Desde da LDB de 1971, escolas e currículos de formação desfiguram os mestres, empobrecendo o conhecimento, a escola e os professores, reduzindo os a ensinantes, o que leva a uma desvalorização da categoria frente ao governo e a sociedade.

Mestre De Oficio, Não Cata-Ventos
As políticas de formação e de currículo perderam a referência do passado, a memória e a história. Procuram redefinir o nosso perfil, papel social, nossos saberes e competência, um oficio de decretos e currículos manipuláveis.

2.UM MODO DE SER
Poucos trabalhos se identificam tanto com a totalidade da vida pessoal, ao levar pra casa matérias da escola, carregamos sonhos e angústias, o fato de que ser professor faz parte de uma vida pessoal. É outro de nós. Gostaria de se libertar desse entrecruzamento e reduzir o magistério a um tempo profissional delimitado, mas não conseguimos superar este fato.

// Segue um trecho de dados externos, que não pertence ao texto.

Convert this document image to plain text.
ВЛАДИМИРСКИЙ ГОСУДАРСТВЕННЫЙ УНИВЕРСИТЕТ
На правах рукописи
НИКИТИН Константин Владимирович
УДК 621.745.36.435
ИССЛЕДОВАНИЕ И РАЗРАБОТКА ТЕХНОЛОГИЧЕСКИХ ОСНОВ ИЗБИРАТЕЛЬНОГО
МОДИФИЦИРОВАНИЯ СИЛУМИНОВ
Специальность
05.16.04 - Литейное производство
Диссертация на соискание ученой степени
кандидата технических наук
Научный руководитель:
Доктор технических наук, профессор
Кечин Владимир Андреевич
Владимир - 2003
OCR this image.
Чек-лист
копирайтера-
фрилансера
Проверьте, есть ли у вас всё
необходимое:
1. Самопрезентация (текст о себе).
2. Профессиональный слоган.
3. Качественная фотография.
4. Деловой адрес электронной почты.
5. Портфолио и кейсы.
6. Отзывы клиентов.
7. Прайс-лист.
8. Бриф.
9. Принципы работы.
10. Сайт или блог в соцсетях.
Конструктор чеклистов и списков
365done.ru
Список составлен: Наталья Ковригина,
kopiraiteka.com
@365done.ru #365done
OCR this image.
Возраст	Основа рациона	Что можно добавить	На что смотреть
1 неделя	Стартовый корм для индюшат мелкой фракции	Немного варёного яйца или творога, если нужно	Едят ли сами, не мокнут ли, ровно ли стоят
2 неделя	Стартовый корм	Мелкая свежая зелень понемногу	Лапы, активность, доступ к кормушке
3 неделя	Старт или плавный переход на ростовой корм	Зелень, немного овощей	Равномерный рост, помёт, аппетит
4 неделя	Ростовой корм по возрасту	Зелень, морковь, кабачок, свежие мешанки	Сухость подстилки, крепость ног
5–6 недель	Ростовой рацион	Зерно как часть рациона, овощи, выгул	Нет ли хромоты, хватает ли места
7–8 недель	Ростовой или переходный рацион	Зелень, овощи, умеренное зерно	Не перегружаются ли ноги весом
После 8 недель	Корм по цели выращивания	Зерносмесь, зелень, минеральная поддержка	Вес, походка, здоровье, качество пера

O Ambiguo Sonho Da Profissionalização
A profissionalização nos aparece como remédio pra afirmar nossa identidade. Nos anos 70 procurou-se definir como trabalhadores da educação, porém não conseguiu definir a auto-imagem, nem a imagem social. Os cursos de graduação, especializados, pós-graduação ou formação permanente dos professores de Educação Básica tornam carreira de critérios profissional, mesmo sem ter um estatuto profissional, espera-se que possa definir o imaginário social. Os professores são a imagem social que foi construída sobre o oficio de mestre, sobre a forma de exercer.

Imagens Tão Diversas
Há vários níveis sociais entre os professores e auto-imagens diversas, reconhecimentos sociais que depende de lentos processos de reconhecimento.

A Herança Que Carregamos
A idéia de vocação perde peso, embora a visão seja forte na auto-imagem de muitos professores. A figura do professor cola-se a uma idéia de profecia, abraçar doutrinas, modos de vida, ideais, amor e dedicação. A identidade de trabalhadores e de profissionais, não consegue apagar esses traços. Nosso oficio está amassado por interesses que extrapolam a escola. Nos encontros de professores sentem-se relação de amor e de ódio com o magistério, sentimentos desencontrados e apaixonados. Neles aprendemos mais sobre nos que sobre conteúdos ou métodos.

3. UM DEVER SER
O professor do ensino básico é medido pelo social sua competência na forma de comportamento, com traços morais e éticos no terreno do dever. Hoje procura-se preparar como técnicos competente o que pode contribuir pra sua imagem profissional.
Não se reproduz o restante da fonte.